Bull shark breaks record with 4,000 mile swim off Africa. Photo by Ryan Daly, story by Brianna Randall

How did this bull shark swim a record-breaking 4,000 miles? | National Geographic, May 2025

By Brianna Randall, published in National Geographic. Photo by Ryan Daly.

When Turawa Hakeem caught a bull shark near Lagos, Nigeria last summer, the Ghanaian captain had no idea his crew was reeling a record winner onto his wooden fishing boat.

The eight-foot-long female had made an epic journey of at least 4,500 miles, the longest known movement of its species and the first time a bull shark was documented swimming through two oceans. The shark traveled from the Mozambique Channel in the Indian Ocean, swam around the southern tip of Africa, and then voyaged north through the Atlantic to Nigeria, according to research published this month in Ecology.

“Wow, I was surprised,” says Hakeem. “I didn’t know they could travel that far.”

When his crew began butchering the shark to sell its meat at a local market, Hakeem found a black finger-length cylinder inside its body that read: ‘Research: Reward if returned.’ Curious, Hakeem emailed the address. He reached Ryan Daly, the paper’s lead author and a shark ecologist at the Oceanographic Research Institute, a marine science and service facility that leads research projects in the western Indian Ocean. He implanted the acoustic transmitter in the bull shark in South Africa in 2021.

Daly was equally shocked—and very skeptical at first. “I thought it might be a scam,” Daly admits. “The chances of this happening are like one in a million.”

This lucky catch is providing new insights into how bull sharks move and shows how climate change may break down the environmental barriers that historically limited the migration of certain ocean animals.

Daly thinks that perhaps she was an immature shark who was “just exploring”. Females don’t reach sexual maturity until they are around 20 years old.
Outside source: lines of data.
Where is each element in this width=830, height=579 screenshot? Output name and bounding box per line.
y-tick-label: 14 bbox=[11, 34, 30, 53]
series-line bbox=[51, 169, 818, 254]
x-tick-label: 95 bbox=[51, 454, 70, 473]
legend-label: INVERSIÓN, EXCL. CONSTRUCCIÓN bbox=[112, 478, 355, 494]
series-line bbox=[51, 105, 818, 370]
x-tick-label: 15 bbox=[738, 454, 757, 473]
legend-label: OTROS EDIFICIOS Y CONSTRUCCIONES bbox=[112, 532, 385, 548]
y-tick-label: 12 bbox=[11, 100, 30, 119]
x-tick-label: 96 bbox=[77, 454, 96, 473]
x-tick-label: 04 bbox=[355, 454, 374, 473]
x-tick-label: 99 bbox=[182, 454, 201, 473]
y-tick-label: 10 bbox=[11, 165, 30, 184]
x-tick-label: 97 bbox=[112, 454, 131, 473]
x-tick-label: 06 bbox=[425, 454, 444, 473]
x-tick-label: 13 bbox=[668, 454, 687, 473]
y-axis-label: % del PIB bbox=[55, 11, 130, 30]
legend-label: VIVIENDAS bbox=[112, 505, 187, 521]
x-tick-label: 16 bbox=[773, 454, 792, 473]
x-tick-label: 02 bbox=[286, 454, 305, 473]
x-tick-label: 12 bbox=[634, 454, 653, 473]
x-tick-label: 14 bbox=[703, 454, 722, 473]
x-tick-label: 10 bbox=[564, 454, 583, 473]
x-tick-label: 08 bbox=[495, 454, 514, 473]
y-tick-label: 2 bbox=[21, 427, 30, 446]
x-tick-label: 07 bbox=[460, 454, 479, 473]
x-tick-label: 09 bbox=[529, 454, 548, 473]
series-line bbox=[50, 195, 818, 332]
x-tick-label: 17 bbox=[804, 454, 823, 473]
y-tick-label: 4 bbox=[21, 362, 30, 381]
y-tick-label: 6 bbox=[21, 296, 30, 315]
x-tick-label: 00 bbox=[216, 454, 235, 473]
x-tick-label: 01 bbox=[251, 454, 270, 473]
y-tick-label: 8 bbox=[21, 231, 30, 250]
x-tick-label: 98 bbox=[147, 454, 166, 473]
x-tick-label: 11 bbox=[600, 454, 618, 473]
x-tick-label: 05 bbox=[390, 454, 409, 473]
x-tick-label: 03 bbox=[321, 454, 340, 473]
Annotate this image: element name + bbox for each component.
Then they repeatedly return to the same estuary to reproduce. Until then, however, they may head out to “find their groove and the pattern that works for them,” Daly says.

It’s possible that this female’s extraordinary journey “might not be unusual at all”, says Rachel Graham, a shark biologist who was not involved in this study and executive director of MarAlliance, a conservation nonprofit based off the west coast of Africa.
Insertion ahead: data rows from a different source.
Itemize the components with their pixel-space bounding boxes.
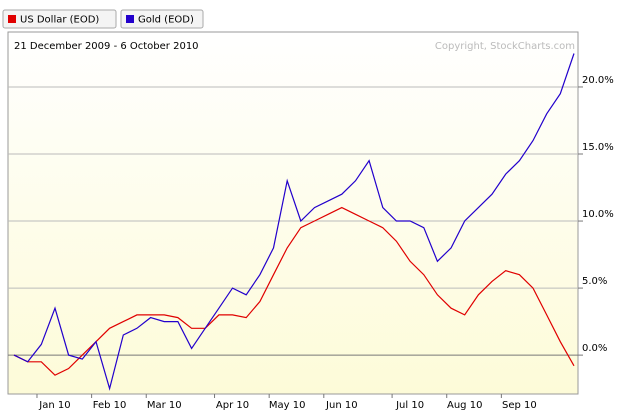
- legend-label: Gold (EOD): [138, 15, 194, 26]
- x-tick-label: Jul 10: [395, 400, 424, 411]
- y-tick-label: 0.0%: [582, 343, 607, 354]
- legend-button[interactable]: [120, 9, 204, 29]
- subtitle: 21 December 2009 - 6 October 2010: [14, 41, 199, 52]
- y-tick-label: 10.0%: [582, 209, 614, 220]
- x-tick-label: Jun 10: [325, 400, 358, 411]
- x-tick-label: Feb 10: [93, 400, 127, 411]
- x-tick-label: Sep 10: [502, 400, 537, 411]
- legend-button[interactable]: [2, 9, 117, 29]
- legend-label: US Dollar (EOD): [20, 15, 99, 26]
- legend: US Dollar (EOD) Gold (EOD): [2, 9, 204, 29]
- legend-swatch: [8, 15, 16, 23]
- series-line: [13, 206, 575, 376]
- legend-swatch: [126, 15, 134, 23]
- plot-area: [7, 31, 579, 395]
- copyright: Copyright, StockCharts.com: [435, 41, 575, 52]
- x-tick-label: Jan 10: [38, 400, 70, 411]
- x-tick-label: Mar 10: [147, 400, 182, 411]
- y-tick-label: 20.0%: [582, 75, 614, 86]
- y-tick-label: 15.0%: [582, 142, 614, 153]
- series-line: [13, 53, 575, 391]
- x-tick-label: Apr 10: [216, 400, 249, 411]
- x-tick-label: Aug 10: [447, 400, 482, 411]
- x-tick-label: May 10: [269, 400, 306, 411]
- y-tick-label: 5.0%: [582, 276, 607, 287]
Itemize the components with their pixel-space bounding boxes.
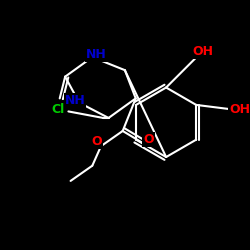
Text: OH: OH — [192, 45, 214, 58]
Text: O: O — [52, 100, 63, 114]
Text: O: O — [144, 133, 154, 146]
Text: O: O — [91, 135, 102, 148]
Text: NH: NH — [86, 48, 107, 62]
Text: NH: NH — [64, 94, 85, 107]
Text: Cl: Cl — [51, 103, 64, 116]
Text: OH: OH — [229, 103, 250, 116]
Bull sharks may have always traveled farther than scientists realized, or perhaps this female was the “the black sheep in the family, the one who does something completely and utterly different to keep our gene pool robust,” Graham suggests.

Despite her long journey, this female won’t pass on her genetics after befalling a common shark fate. Globally, sharks’ numbers have been halved since 1970. Overfishing drives 90 percent of the decline in sharks—but three-quarters of the estimated 100 million sharks that are caught each year are killed accidentally.

As stocks of other fish plummet globally, more people are turning to shark meat for protein—especially in countries in sub-Saharan Africa like Nigeria where people depend on fishing for their livelihoods.

“It had a one-way ticket there because fishery pressure is so extreme,” Daly says. “Sharks are running the gauntlet. In every country, they’re facing different types of threats on top of climate change.”

To ensure sharks—including future record breakers—survive, Graham says that scientists need to rely more on fishers like Hakeem to track sharks and to learn whether other marine species are making transoceanic journeys.

“Small-scale fishers are our allies in science,” Graham says. “They have PhDs of the sea.”

These sorts of novel partnerships may help scientists better understand how and where marine species are moving into new habitats.